On August 27, 2018 the Office of Inspector General of the United States Department of Health and Human Services (the OIG) issued a request for information on the interplay among value-based payment models, the federal anti-kickback statute (the AKS), and the beneficiary inducements civil monetary penalties law (the Beneficiary Inducements CMP) (the RFI).

The goal of an RFI is to provide the issuing entity – here the OIG – with information that may or may not result in a formal rulemaking. This RFI is part of HHS’ recently-launched “Regulatory Sprint to Coordinated Care,” which is focused on identifying regulations that may “act as barriers to coordinated care,” and issuing guidance or revising such regulations “to encourage and incentivize coordinated care while protecting against harms caused by fraud and abuse.”

Throughout the RFI, the OIG requests industry input focusing on the structure of alternative payment arrangements that promote care coordination and value, and asks whether new or revised safe harbors and exceptions are needed to “promote beneficial care coordination, patient engagement and value-based arrangements.” The OIG also asks how to define terms related to alternative payment models, value-based arrangements and care coordination. Below is a short summary of the primary issues on which the OIG is seeking input from industry. Providers, ACOs and others interested in submitting comments must do so by October 26, 2018.

1.  Promoting Care Coordination and Value-Based Care

The OIG is seeking information on how value-based payment arrangements that members of industry are interested in pursuing may implicate the AKS or the Beneficiary Inducements CMP. OIG has also asked what new or modified safe harbors might be needed to protect such arrangements. Last, OIG has requested comments regarding how “value” should be defined and used in a safe harbor or exception addressing value-based care. Value-based payment arrangements often target the “triple aim” of health care: increased access and increased quality while decreasing cost. It will be important for any safe harbor in the value-based arena to accurately encompass such concepts.

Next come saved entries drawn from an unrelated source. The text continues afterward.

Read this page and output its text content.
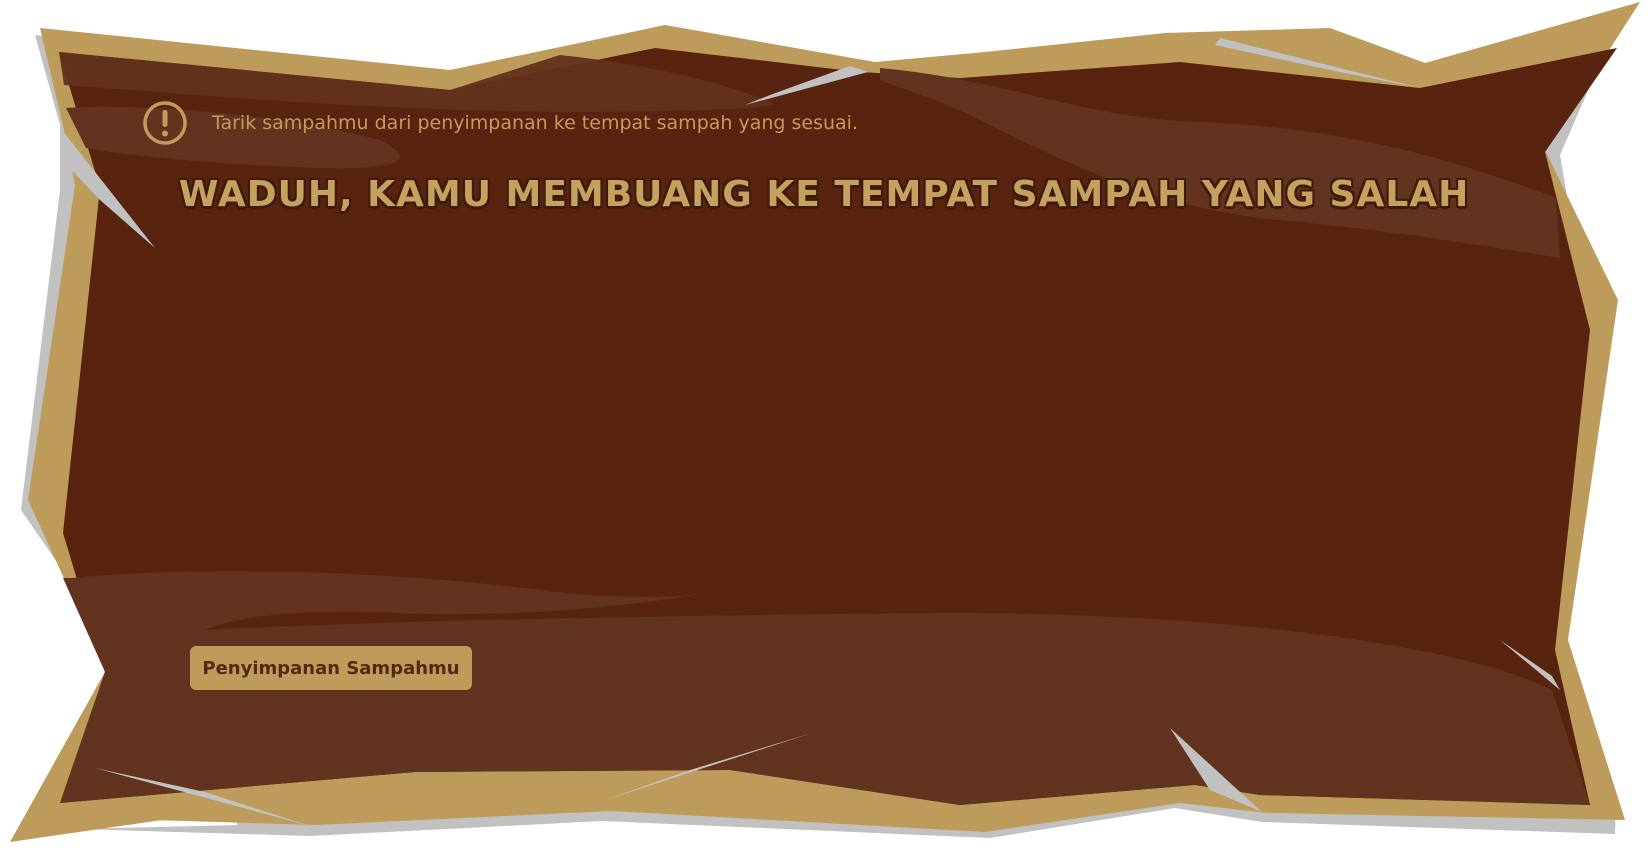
Tarik sampahmu dari penyimpanan ke tempat sampah yang sesuai.
WADUH, KAMU MEMBUANG KE TEMPAT SAMPAH YANG SALAH
Penyimpanan Sampahmu
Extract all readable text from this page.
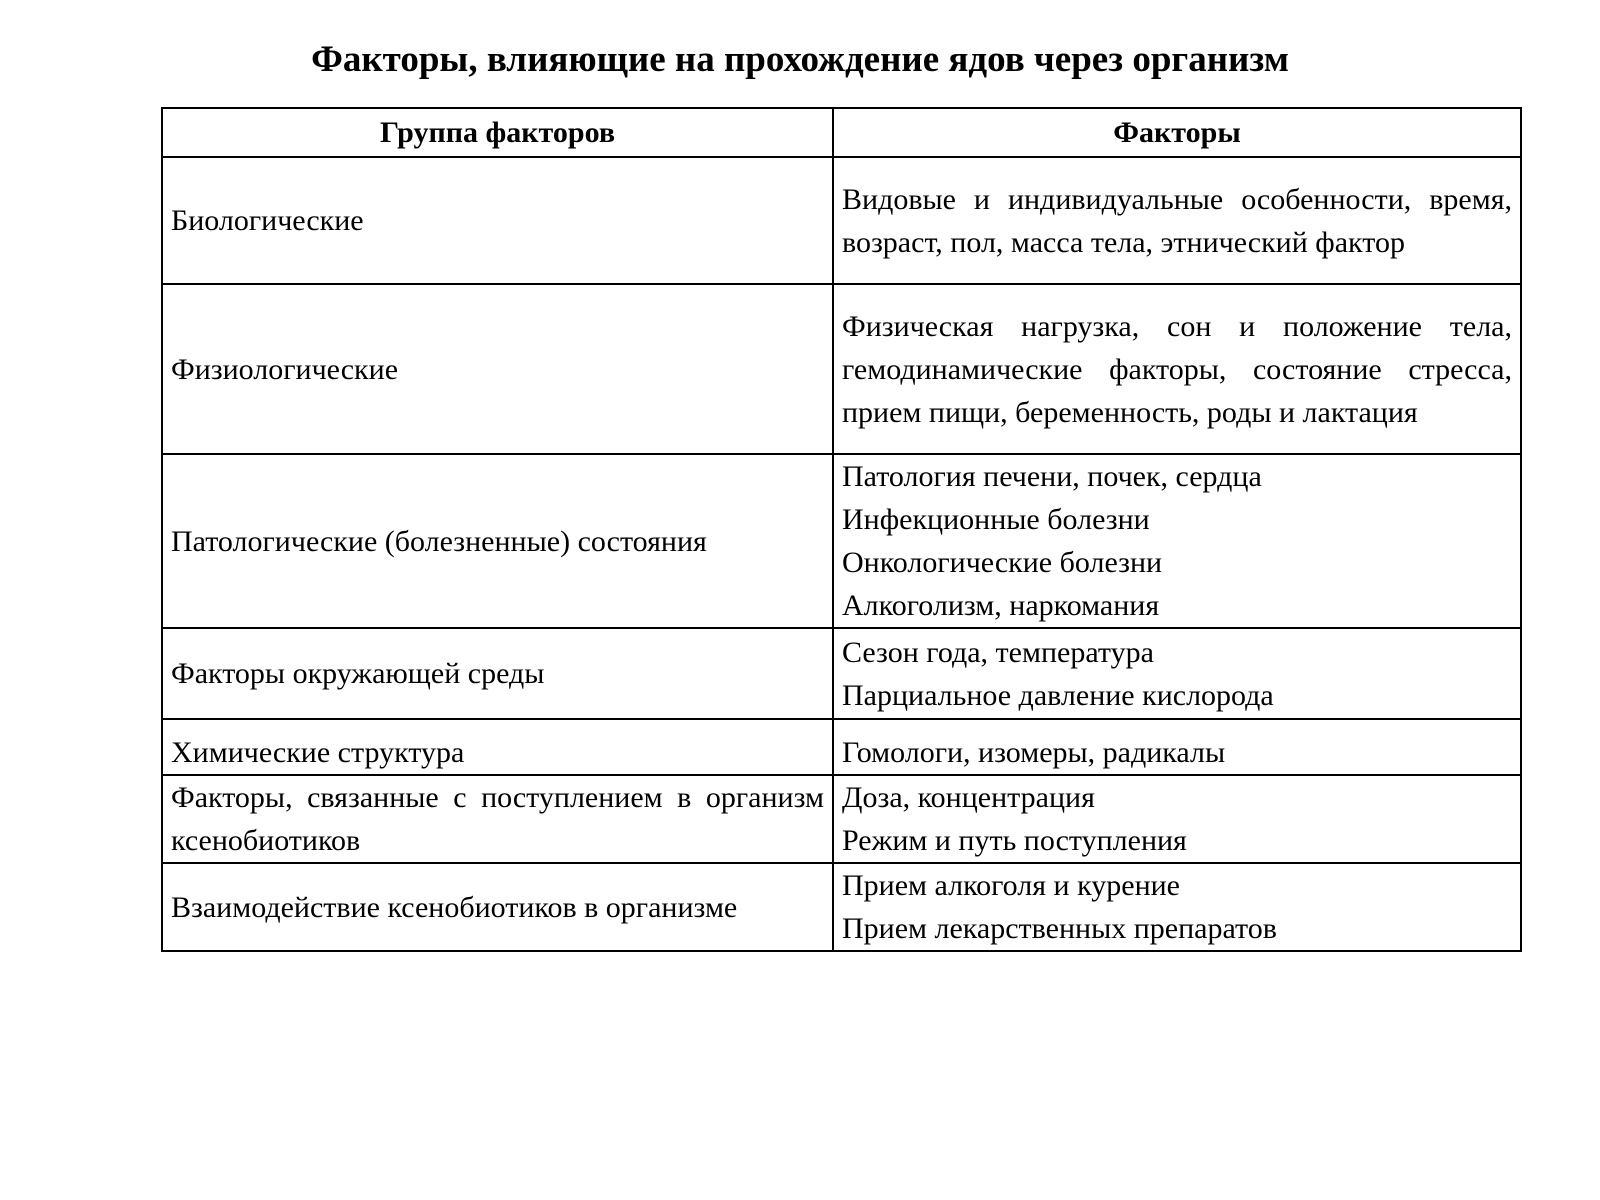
Факторы, влияющие на прохождение ядов через организм
Группа факторов	Факторы
Биологические	Видовые и индивидуальные особенности, время, возраст, пол, масса тела, этнический фактор
Физиологические	Физическая нагрузка, сон и положение тела, гемодинамические факторы, состояние стресса, прием пищи, беременность, роды и лактация
Патологические (болезненные) состояния	Патология печени, почек, сердца
Инфекционные болезни
Онкологические болезни
Алкоголизм, наркомания

Факторы окружающей среды	Сезон года, температура
Парциальное давление кислорода

Химические структура	Гомологи, изомеры, радикалы
Факторы, связанные с поступлением в организм ксенобиотиков	Доза, концентрация
Режим и путь поступления

Взаимодействие ксенобиотиков в организме	Прием алкоголя и курение
Прием лекарственных препаратов
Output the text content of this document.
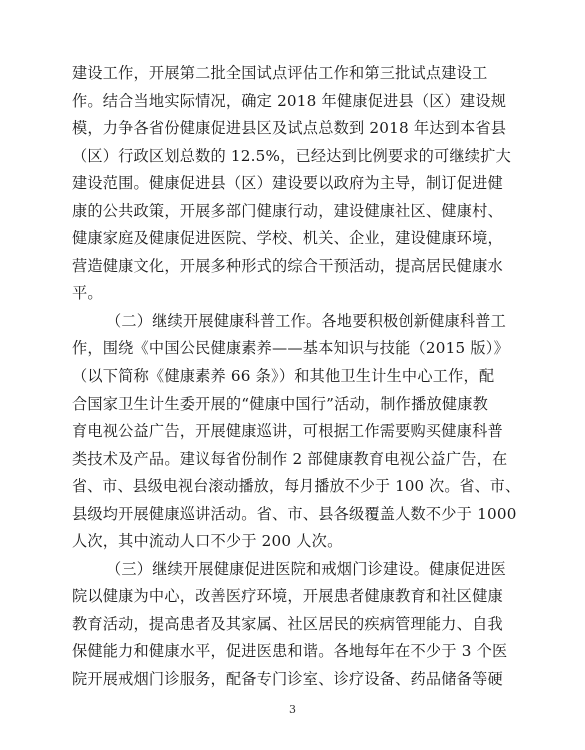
建设工作，开展第二批全国试点评估工作和第三批试点建设工
作。结合当地实际情况，确定 2018 年健康促进县（区）建设规
模，力争各省份健康促进县区及试点总数到 2018 年达到本省县
（区）行政区划总数的 12.5%，已经达到比例要求的可继续扩大
建设范围。健康促进县（区）建设要以政府为主导，制订促进健
康的公共政策，开展多部门健康行动，建设健康社区、健康村、
健康家庭及健康促进医院、学校、机关、企业，建设健康环境，
营造健康文化，开展多种形式的综合干预活动，提高居民健康水
平。
（二）继续开展健康科普工作。各地要积极创新健康科普工
作，围绕《中国公民健康素养——基本知识与技能（2015 版）》
（以下简称《健康素养 66 条》）和其他卫生计生中心工作，配
合国家卫生计生委开展的“健康中国行”活动，制作播放健康教
育电视公益广告，开展健康巡讲，可根据工作需要购买健康科普
类技术及产品。建议每省份制作 2 部健康教育电视公益广告，在
省、市、县级电视台滚动播放，每月播放不少于 100 次。省、市、
县级均开展健康巡讲活动。省、市、县各级覆盖人数不少于 1000
人次，其中流动人口不少于 200 人次。
（三）继续开展健康促进医院和戒烟门诊建设。健康促进医
院以健康为中心，改善医疗环境，开展患者健康教育和社区健康
教育活动，提高患者及其家属、社区居民的疾病管理能力、自我
保健能力和健康水平，促进医患和谐。各地每年在不少于 3 个医
院开展戒烟门诊服务，配备专门诊室、诊疗设备、药品储备等硬
3
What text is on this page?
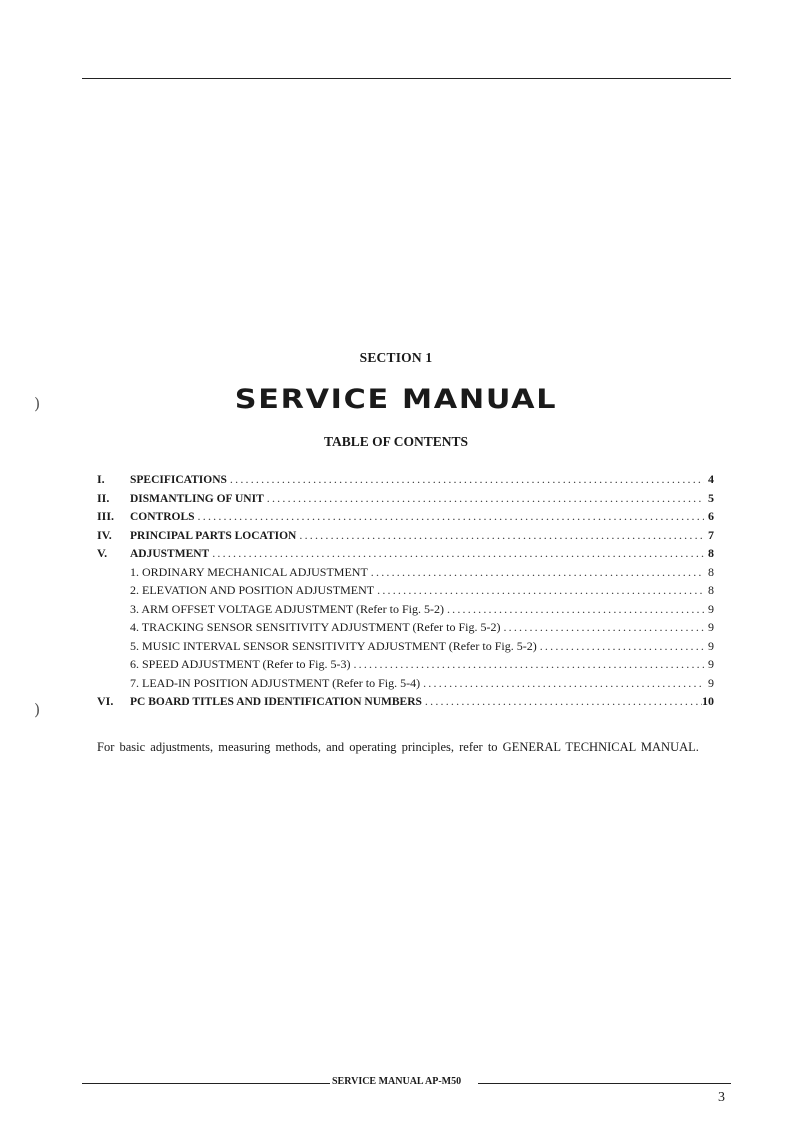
)
)
SECTION 1
SERVICE MANUAL
TABLE OF CONTENTS
I.	SPECIFICATIONS .....	4
II.	DISMANTLING OF UNIT .....	5
III.	CONTROLS .....	6
IV.	PRINCIPAL PARTS LOCATION .....	7
V.	ADJUSTMENT .....	8
1. ORDINARY MECHANICAL ADJUSTMENT .....	8
2. ELEVATION AND POSITION ADJUSTMENT .....	8
3. ARM OFFSET VOLTAGE ADJUSTMENT (Refer to Fig. 5-2) .....	9
4. TRACKING SENSOR SENSITIVITY ADJUSTMENT (Refer to Fig. 5-2) .....	9
5. MUSIC INTERVAL SENSOR SENSITIVITY ADJUSTMENT (Refer to Fig. 5-2) .....	9
6. SPEED ADJUSTMENT (Refer to Fig. 5-3) .....	9
7. LEAD-IN POSITION ADJUSTMENT (Refer to Fig. 5-4) .....	9
VI.	PC BOARD TITLES AND IDENTIFICATION NUMBERS .....	10
For basic adjustments, measuring methods, and operating principles, refer to GENERAL TECHNICAL MANUAL.
SERVICE MANUAL AP-M50
3
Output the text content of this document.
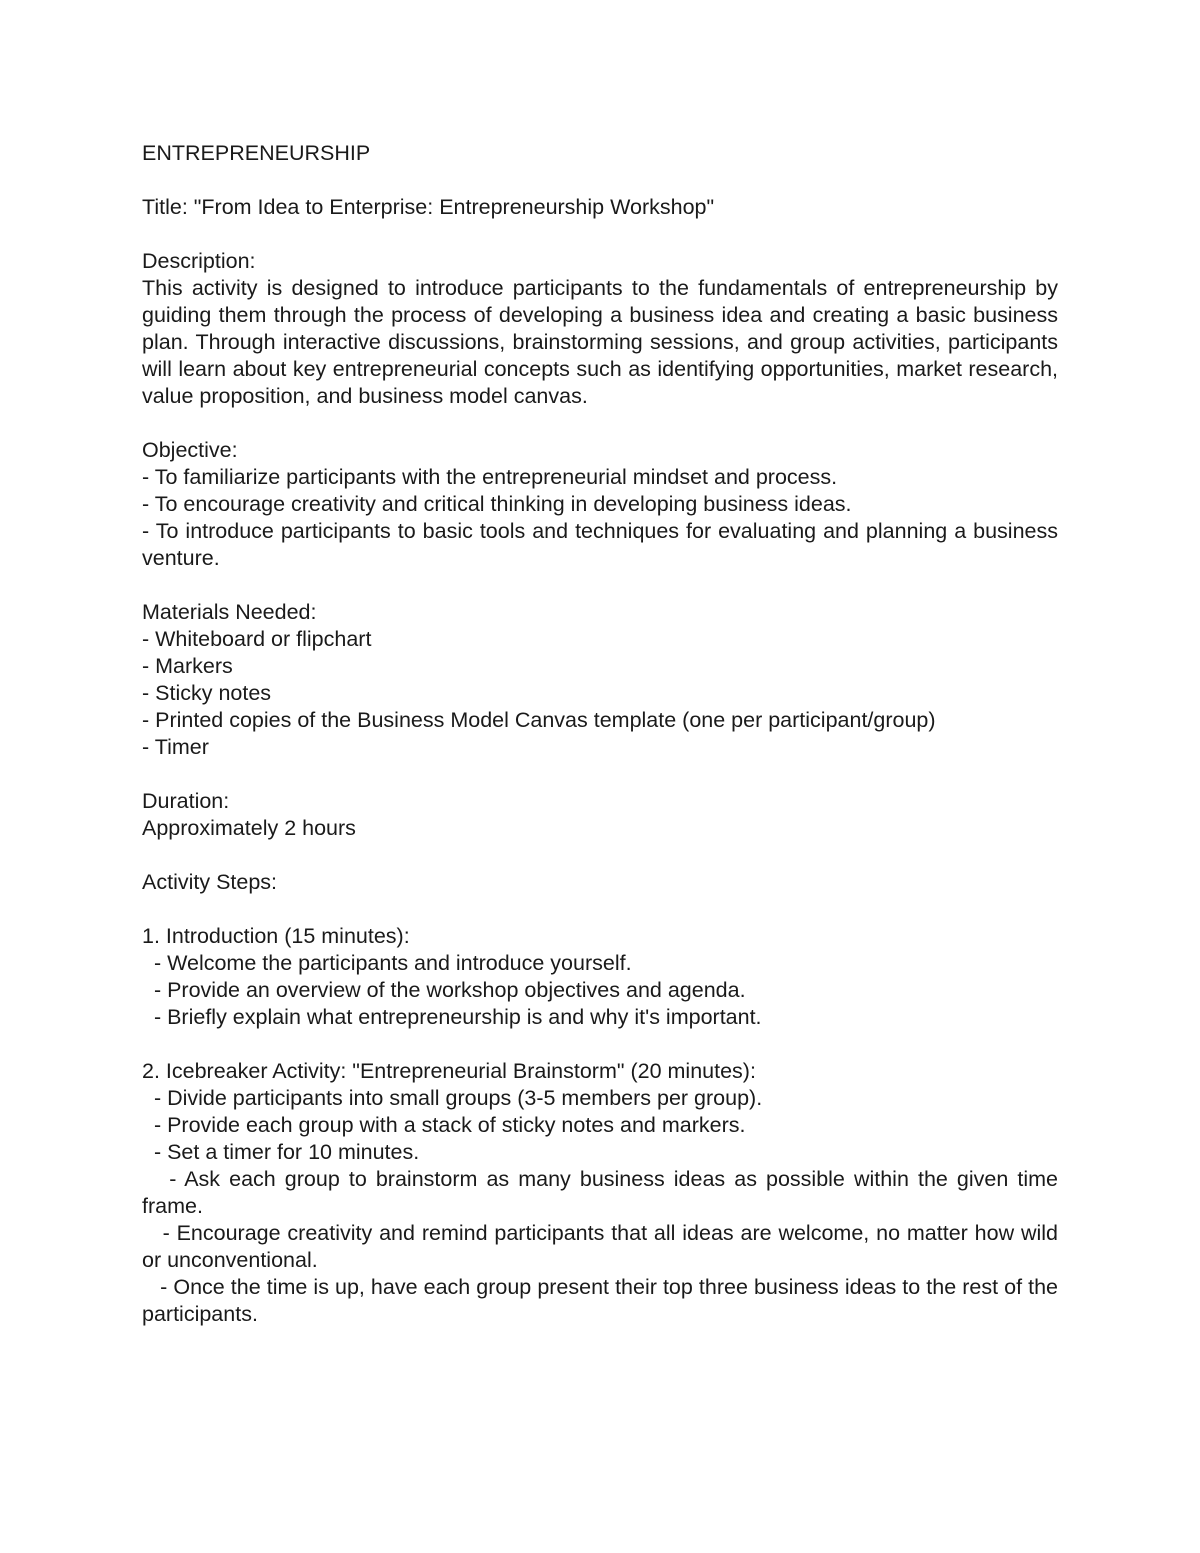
ENTREPRENEURSHIP
Title: "From Idea to Enterprise: Entrepreneurship Workshop"
Description:
This activity is designed to introduce participants to the fundamentals of entrepreneurship by guiding them through the process of developing a business idea and creating a basic business plan. Through interactive discussions, brainstorming sessions, and group activities, participants will learn about key entrepreneurial concepts such as identifying opportunities, market research, value proposition, and business model canvas.
Objective:
- To familiarize participants with the entrepreneurial mindset and process.
- To encourage creativity and critical thinking in developing business ideas.
- To introduce participants to basic tools and techniques for evaluating and planning a business venture.
Materials Needed:
- Whiteboard or flipchart
- Markers
- Sticky notes
- Printed copies of the Business Model Canvas template (one per participant/group)
- Timer
Duration:
Approximately 2 hours
Activity Steps:
1. Introduction (15 minutes):
- Welcome the participants and introduce yourself.
- Provide an overview of the workshop objectives and agenda.
- Briefly explain what entrepreneurship is and why it's important.
2. Icebreaker Activity: "Entrepreneurial Brainstorm" (20 minutes):
- Divide participants into small groups (3-5 members per group).
- Provide each group with a stack of sticky notes and markers.
- Set a timer for 10 minutes.
- Ask each group to brainstorm as many business ideas as possible within the given time frame.
- Encourage creativity and remind participants that all ideas are welcome, no matter how wild or unconventional.
- Once the time is up, have each group present their top three business ideas to the rest of the participants.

2.  Beneficiary Engagement

The second area in which the OIG is seeking input through the RFI is beneficiary engagement, involving beneficiary incentives and cost-sharing obligations. OIG has requested feedback regarding the sorts of incentives that providers, suppliers and other stakeholders want to provide to beneficiaries, and how such incentives would “contribute to or improve quality of care, care coordination, and patient engagement, including adherence to treatment plans.” OIG is also interested in whether the particular party that furnishes the incentive to the patient – e.g., a provider, a supplier, or an ACO – will impact outcomes “from an effectiveness and program integrity perspective.”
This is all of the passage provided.